Dass die Bundesbehörde ohnehin eine eher strenge Handhabe pflegt, wenn es um Rückführungen geht, zeigt zudem ein erst kürzlich erschienener Bericht des Tages-Anzeigers mit dem Titel: Uno wirft der Schweiz vor, Flüchtlinge der Folter auszusetzen. Dabei ging es insbesondere um Eritreer*innen, die in ihr Land zurückgeschickt würden, obwohl ihnen Misshandlung drohe. Es handelt sich dabei bereits um die dritte Rüge durch das Staatengremium.
«Wir müssen Praktiken wie Pushbacks einen Riegel schieben.»Elias Schäfer, Basler FDP-Vizepräsident
Der Basler Parteivize Schäfer sieht wie die Mutterpartei allerdings ebenfalls ein Problem darin, dass sogenannte Migrationsströme in Zukunft zunehmen würden - und die geopolitische Lage werde gerade nicht stabiler. Er wählt aber einen anderen Fokus als sein Zürcher Kollege Silberschmidt: Die Zusammenarbeit mit der EU, die in Zukunft verstärkt werden solle, was durch die Fortführung der Beteiligung der Schweiz an Frontex erst recht möglich geworden sei. «Hier müssen wir nun auf eine Verbesserungen hinwirken und Praktiken wie Pushbacks einen Riegel schieben.»
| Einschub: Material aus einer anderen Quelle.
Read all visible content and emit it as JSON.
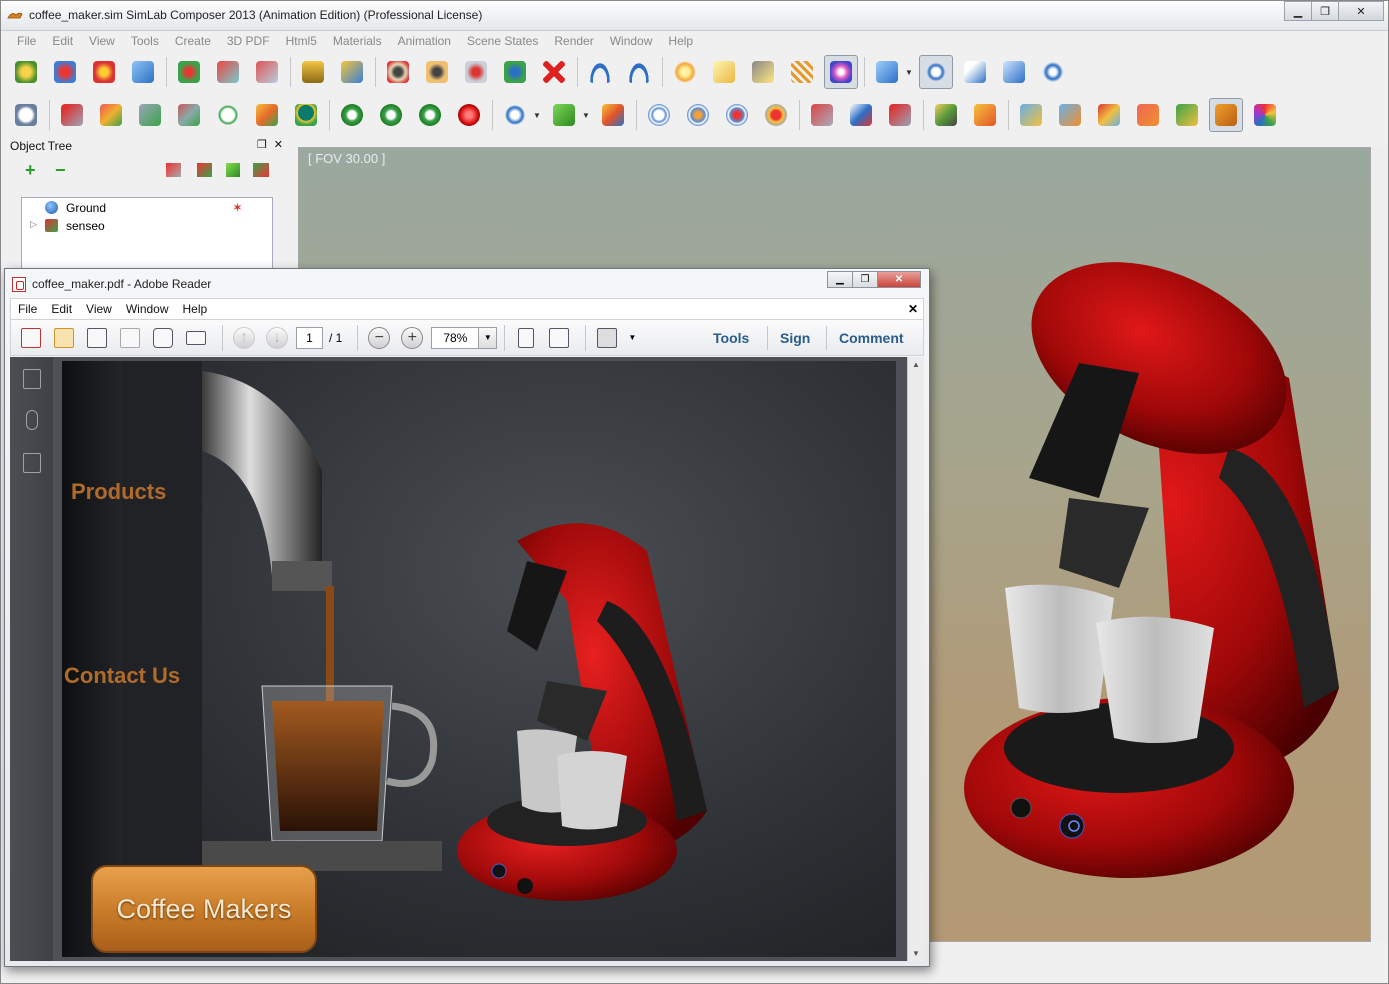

Ausserdem müssten auf nationaler Ebene Voraussetzungen geschaffen werden, um Menschen möglichst rasch in den Arbeitsmarkt zu integrieren. Hier zeigen auch Recherche von Bajour: Selbst Geflüchtete aus der Ukraine haben es schwer, sich im Arbeitsmarkt zu integrieren. Sie müssen sich durch den Bürokratiewirrwarr kämpfen und bis 1400 Franken zahlen, um ihre Arbeitsdiplome hierzulande anerkennen zu lassen.
Für Schäfer ist jedoch fraglich, wie viele Menschen in den Arbeitsmarkt überhaupt aufgenommen werden könnten, wenn auch der Fachkräftemangel gerade in aller Munde ist. Es gebe nicht zwingend einen Match zwischen den Menschen, die - aus welchen Gründen auch immer - in die Schweiz flüchten und offenen Arbeitsplätzen. Wichtig für die FDP ist dabei gerade in der Region Basel, dass die Modernisierung der Drittstaat-Kontingente vorankommt, um diese vor allem für Start-Ups freundlicher zu machen.
Wie die Debatte weitergeht, welche FDP-Mann Silberschmidt lanciert hat, wird sich am Samstag in Andermatt zeigen.